Foreign currency inflows are expected to increase in the next few weeks, the Central Bank of Sri Lanka said on Wednesday, in a bid to induce confidence to the market. The Sri Lankan Rupee (LKR) has lost more than 10 per cent since February when the Bank stopped intervening in the forex market to prop up the currency.
Falls further
On Wednesday, the LKR opened at 127.97 (buying rate) while the selling rate remained at 130-plus levels (131.93), the Bank said. It edged down by the close of the day, closing at 130.25/130.25/130.50 a dollar, weaker than Tuesday's close of 129.90/130.00.
It hit a record low on Friday and then a further low of 131.60 on Monday. Dealers and large importers attributed the fall to the Bank's decision to hold on to dollars available as a result of two stake sales. “If those dollars had come into the market, then the situation would have been different,” one dealer said.

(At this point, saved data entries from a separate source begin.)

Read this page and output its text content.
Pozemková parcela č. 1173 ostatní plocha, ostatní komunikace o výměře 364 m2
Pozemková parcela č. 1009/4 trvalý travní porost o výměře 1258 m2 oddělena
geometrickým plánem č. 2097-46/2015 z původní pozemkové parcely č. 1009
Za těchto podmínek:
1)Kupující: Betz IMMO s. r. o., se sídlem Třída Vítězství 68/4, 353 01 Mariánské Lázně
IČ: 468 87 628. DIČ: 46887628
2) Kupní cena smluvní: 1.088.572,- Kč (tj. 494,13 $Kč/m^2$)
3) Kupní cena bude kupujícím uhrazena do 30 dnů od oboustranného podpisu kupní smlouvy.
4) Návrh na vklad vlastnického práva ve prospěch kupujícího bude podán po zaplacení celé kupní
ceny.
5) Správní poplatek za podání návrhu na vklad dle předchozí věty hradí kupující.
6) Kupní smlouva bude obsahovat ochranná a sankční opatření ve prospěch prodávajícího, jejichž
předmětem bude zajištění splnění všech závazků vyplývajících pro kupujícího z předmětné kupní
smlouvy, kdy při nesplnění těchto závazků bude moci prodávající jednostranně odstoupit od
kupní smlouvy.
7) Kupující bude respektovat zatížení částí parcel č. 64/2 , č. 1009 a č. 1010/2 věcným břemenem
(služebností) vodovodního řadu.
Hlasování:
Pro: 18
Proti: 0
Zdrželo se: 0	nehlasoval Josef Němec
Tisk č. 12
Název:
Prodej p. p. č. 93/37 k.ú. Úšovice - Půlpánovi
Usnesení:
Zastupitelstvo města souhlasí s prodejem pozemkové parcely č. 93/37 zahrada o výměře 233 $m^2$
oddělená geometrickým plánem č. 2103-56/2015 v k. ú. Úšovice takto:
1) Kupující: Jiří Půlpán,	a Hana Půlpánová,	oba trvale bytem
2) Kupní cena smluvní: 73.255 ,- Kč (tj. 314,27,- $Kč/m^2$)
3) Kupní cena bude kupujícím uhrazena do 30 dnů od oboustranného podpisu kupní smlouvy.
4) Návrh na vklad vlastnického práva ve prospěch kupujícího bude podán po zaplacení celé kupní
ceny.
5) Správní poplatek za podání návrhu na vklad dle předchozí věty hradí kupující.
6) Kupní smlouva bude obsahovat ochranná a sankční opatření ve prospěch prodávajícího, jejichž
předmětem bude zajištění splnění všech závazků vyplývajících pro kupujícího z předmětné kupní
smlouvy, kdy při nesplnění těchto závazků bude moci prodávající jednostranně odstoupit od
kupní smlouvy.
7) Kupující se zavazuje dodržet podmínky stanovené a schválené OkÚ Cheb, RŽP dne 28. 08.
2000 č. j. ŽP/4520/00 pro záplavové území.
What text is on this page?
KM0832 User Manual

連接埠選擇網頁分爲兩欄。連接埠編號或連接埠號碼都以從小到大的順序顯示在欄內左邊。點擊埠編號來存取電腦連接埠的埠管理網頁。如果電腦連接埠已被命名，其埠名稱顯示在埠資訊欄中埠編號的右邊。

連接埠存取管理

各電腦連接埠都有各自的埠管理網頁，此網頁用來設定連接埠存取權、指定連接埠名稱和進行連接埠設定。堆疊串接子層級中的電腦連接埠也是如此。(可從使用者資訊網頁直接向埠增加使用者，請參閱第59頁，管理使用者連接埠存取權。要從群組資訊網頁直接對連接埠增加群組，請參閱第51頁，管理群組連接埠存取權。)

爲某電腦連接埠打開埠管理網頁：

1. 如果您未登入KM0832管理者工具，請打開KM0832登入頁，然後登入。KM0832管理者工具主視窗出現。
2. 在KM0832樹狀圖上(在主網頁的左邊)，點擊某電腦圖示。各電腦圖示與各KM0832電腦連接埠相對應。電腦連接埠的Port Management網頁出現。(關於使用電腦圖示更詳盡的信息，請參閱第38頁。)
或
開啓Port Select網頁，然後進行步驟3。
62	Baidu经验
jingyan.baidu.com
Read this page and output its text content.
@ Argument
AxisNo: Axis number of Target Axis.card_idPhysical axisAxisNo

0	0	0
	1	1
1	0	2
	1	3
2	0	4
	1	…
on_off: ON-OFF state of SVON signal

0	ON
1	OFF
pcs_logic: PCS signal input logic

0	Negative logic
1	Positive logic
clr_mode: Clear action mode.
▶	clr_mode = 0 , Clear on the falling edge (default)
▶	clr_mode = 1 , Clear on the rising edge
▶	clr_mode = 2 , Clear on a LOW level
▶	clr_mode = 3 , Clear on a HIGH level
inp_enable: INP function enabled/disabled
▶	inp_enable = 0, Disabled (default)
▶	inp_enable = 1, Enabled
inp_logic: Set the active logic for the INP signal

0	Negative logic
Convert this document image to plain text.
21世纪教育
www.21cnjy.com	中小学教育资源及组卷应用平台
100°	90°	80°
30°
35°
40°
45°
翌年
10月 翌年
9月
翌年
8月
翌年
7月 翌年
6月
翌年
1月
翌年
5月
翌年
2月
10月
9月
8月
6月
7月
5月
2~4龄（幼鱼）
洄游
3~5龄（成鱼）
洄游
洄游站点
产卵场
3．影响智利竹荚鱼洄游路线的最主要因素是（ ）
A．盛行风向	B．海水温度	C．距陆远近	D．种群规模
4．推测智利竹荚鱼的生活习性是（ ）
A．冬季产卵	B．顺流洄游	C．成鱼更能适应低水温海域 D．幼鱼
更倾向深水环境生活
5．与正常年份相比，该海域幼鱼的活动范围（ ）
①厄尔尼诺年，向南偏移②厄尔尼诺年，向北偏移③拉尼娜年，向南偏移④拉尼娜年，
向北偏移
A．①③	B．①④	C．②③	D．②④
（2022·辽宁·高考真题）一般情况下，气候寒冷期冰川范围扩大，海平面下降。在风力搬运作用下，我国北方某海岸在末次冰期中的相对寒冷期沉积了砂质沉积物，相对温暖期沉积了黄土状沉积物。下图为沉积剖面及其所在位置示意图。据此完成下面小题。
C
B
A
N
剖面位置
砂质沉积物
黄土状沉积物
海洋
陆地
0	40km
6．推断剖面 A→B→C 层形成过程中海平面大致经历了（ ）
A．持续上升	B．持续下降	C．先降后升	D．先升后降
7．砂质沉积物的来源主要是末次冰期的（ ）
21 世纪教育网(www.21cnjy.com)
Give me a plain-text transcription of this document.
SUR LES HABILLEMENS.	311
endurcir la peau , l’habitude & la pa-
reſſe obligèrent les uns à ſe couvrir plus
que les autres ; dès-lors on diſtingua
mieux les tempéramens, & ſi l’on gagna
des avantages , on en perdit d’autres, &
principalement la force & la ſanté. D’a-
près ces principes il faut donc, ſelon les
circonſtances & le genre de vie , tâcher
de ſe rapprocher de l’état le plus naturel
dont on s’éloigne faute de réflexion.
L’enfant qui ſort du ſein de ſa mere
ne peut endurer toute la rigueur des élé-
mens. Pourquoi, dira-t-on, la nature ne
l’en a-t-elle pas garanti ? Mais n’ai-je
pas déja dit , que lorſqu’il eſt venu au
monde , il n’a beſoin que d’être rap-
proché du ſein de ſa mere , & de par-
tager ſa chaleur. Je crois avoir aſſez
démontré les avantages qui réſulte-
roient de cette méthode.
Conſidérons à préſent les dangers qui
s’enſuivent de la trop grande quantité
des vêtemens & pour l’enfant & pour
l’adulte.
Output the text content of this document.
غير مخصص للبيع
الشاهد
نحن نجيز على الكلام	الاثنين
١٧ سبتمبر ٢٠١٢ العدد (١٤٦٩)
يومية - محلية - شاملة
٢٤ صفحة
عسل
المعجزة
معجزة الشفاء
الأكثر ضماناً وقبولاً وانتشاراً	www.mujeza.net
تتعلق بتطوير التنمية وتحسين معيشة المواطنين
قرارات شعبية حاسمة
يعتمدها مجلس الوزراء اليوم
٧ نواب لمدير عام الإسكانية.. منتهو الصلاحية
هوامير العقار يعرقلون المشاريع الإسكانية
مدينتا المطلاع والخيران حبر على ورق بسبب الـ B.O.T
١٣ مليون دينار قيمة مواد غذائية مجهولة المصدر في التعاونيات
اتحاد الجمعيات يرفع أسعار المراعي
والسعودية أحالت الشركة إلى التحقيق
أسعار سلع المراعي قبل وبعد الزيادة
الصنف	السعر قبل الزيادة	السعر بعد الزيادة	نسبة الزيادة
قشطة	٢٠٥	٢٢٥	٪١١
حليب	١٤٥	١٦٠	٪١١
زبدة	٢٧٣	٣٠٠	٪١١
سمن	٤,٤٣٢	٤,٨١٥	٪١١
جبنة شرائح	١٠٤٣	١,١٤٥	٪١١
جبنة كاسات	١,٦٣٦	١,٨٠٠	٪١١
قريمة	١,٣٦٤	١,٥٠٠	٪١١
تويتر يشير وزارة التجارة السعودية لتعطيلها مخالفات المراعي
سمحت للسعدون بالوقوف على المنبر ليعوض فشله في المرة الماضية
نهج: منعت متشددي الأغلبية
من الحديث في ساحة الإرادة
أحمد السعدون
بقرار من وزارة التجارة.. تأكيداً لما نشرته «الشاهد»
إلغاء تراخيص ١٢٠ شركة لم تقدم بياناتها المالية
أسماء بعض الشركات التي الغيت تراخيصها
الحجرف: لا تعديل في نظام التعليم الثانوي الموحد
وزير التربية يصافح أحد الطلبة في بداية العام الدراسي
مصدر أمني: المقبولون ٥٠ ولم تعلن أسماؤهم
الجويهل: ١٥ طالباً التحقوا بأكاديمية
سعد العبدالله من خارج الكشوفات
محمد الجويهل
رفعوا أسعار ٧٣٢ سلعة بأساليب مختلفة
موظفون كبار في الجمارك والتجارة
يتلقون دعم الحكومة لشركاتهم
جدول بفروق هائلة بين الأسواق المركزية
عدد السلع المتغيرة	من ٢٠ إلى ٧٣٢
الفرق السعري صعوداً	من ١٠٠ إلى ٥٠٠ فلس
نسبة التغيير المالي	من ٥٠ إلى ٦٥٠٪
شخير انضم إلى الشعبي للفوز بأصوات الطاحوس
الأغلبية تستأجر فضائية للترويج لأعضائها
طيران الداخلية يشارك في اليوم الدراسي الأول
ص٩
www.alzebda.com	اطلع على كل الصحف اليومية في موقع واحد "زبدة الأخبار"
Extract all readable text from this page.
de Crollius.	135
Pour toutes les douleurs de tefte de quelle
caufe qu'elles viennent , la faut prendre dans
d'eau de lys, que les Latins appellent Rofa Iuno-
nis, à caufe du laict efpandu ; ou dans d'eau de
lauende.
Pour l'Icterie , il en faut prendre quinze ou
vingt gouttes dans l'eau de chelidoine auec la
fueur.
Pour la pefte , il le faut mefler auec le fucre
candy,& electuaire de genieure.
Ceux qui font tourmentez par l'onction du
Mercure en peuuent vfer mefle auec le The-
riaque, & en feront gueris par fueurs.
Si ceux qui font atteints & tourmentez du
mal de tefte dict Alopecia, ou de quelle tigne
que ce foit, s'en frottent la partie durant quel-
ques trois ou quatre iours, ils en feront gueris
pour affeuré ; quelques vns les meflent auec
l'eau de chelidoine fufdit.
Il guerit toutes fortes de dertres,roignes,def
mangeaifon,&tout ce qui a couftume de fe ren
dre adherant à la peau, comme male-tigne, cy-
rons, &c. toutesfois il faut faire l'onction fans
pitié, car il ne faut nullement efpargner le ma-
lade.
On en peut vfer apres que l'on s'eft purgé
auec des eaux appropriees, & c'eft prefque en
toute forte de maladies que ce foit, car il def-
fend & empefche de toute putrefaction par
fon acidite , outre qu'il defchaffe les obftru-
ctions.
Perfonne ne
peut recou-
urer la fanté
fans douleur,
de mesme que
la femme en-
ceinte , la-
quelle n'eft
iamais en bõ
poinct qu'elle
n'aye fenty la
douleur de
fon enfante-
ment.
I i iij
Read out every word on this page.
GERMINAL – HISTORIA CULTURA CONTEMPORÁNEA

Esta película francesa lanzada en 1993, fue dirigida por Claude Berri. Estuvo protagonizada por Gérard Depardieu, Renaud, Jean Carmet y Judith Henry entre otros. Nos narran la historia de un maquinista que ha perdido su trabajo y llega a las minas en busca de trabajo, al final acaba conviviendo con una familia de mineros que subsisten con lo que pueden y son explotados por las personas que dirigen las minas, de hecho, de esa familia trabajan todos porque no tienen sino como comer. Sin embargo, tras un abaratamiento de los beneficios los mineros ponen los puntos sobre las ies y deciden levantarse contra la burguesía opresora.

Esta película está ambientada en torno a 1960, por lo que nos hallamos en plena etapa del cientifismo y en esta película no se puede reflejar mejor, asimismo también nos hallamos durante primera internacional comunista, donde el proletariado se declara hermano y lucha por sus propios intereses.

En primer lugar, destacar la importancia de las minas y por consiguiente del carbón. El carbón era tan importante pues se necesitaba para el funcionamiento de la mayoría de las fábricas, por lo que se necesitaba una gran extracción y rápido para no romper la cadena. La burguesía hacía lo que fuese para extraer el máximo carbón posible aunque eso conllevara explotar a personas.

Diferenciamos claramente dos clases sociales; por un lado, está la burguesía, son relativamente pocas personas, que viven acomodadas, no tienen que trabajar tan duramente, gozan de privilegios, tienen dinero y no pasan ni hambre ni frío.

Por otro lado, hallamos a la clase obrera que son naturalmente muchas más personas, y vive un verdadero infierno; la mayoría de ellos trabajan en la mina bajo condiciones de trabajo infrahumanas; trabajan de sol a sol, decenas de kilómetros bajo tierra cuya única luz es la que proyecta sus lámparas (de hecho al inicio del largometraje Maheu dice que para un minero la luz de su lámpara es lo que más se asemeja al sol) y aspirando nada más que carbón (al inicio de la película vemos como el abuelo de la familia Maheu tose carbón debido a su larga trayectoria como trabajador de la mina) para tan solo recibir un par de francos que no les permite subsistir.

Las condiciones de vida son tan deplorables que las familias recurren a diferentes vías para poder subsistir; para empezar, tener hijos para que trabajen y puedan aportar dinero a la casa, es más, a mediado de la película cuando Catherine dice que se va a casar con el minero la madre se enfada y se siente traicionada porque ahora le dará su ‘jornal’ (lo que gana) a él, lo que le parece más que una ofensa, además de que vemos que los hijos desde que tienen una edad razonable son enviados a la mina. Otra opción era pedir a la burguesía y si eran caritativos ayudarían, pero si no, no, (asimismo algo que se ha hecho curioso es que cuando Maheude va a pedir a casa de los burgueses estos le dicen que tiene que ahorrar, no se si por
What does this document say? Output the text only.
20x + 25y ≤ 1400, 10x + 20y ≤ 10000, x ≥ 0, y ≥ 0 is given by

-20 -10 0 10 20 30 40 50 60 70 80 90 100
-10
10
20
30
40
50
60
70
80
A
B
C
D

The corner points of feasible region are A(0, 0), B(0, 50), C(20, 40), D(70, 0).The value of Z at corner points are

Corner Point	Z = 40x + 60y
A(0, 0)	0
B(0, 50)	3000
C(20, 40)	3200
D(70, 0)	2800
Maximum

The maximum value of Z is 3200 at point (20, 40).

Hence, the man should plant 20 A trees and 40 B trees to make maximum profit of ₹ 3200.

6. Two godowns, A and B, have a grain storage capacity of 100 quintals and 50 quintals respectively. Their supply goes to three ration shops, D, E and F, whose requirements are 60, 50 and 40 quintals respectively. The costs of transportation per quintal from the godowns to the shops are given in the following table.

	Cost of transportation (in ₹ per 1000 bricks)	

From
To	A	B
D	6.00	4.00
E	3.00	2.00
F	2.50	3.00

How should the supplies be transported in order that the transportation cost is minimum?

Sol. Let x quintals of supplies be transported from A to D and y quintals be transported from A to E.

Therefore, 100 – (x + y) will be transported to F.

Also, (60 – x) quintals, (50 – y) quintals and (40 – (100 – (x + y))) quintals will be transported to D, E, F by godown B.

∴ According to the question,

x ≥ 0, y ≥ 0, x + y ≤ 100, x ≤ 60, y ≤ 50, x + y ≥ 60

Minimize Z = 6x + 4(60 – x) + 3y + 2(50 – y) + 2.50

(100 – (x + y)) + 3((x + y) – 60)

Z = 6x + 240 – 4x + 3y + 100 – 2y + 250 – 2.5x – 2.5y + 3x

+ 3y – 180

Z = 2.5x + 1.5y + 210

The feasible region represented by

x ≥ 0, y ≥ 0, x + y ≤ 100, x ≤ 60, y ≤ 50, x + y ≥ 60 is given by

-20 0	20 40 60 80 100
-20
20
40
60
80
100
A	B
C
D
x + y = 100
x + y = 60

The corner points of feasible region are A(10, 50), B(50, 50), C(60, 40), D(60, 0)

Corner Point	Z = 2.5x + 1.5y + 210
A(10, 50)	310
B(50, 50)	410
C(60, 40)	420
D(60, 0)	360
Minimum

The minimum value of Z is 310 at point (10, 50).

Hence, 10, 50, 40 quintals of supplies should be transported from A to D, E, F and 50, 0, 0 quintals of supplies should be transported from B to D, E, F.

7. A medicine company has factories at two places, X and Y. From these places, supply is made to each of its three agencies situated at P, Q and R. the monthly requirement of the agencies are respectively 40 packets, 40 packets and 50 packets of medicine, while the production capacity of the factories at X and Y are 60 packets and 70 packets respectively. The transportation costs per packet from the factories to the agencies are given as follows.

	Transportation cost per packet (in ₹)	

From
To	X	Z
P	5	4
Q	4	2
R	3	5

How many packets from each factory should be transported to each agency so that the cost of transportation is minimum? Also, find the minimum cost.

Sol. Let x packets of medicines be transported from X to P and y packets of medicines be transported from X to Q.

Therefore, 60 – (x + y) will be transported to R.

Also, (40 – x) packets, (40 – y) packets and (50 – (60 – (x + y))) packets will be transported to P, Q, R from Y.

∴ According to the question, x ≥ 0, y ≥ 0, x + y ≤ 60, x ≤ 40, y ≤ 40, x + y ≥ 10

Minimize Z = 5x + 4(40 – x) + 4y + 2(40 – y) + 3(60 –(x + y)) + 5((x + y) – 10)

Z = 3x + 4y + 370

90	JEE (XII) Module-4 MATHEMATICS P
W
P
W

One big importer, who had approached the markets for dollars on Tuesday, said he had been requested to look elsewhere. “If I had pushed for it, then the rupee would have dived further,” he said.
Meets with banks
The Central Bank had a meeting with representatives of commercial banks, one source following the development said, adding that the Central Bank wanted them to act on maintaining the rupee. Net inflows to the Colombo Stock Exchange in the year-to-date had totalled $164 million, the Central Bank said on Wednesday.
“There were inflows in respect of investments in several commercial banks, amounting to about $127 million during this week… Net investments of $385 million in Treasury Bills and Bonds were made by foreign investors so far in 2012.
“A significant part of above inflows was absorbed by the Central Bank, thereby adding to the gross official reserves of the country. Further foreign currency inflows are expected in the next few weeks,” it said.
The Bank claimed that “there are clear signs of deceleration in private sector credit growth and import demand” further to its advise to curtail credit growth.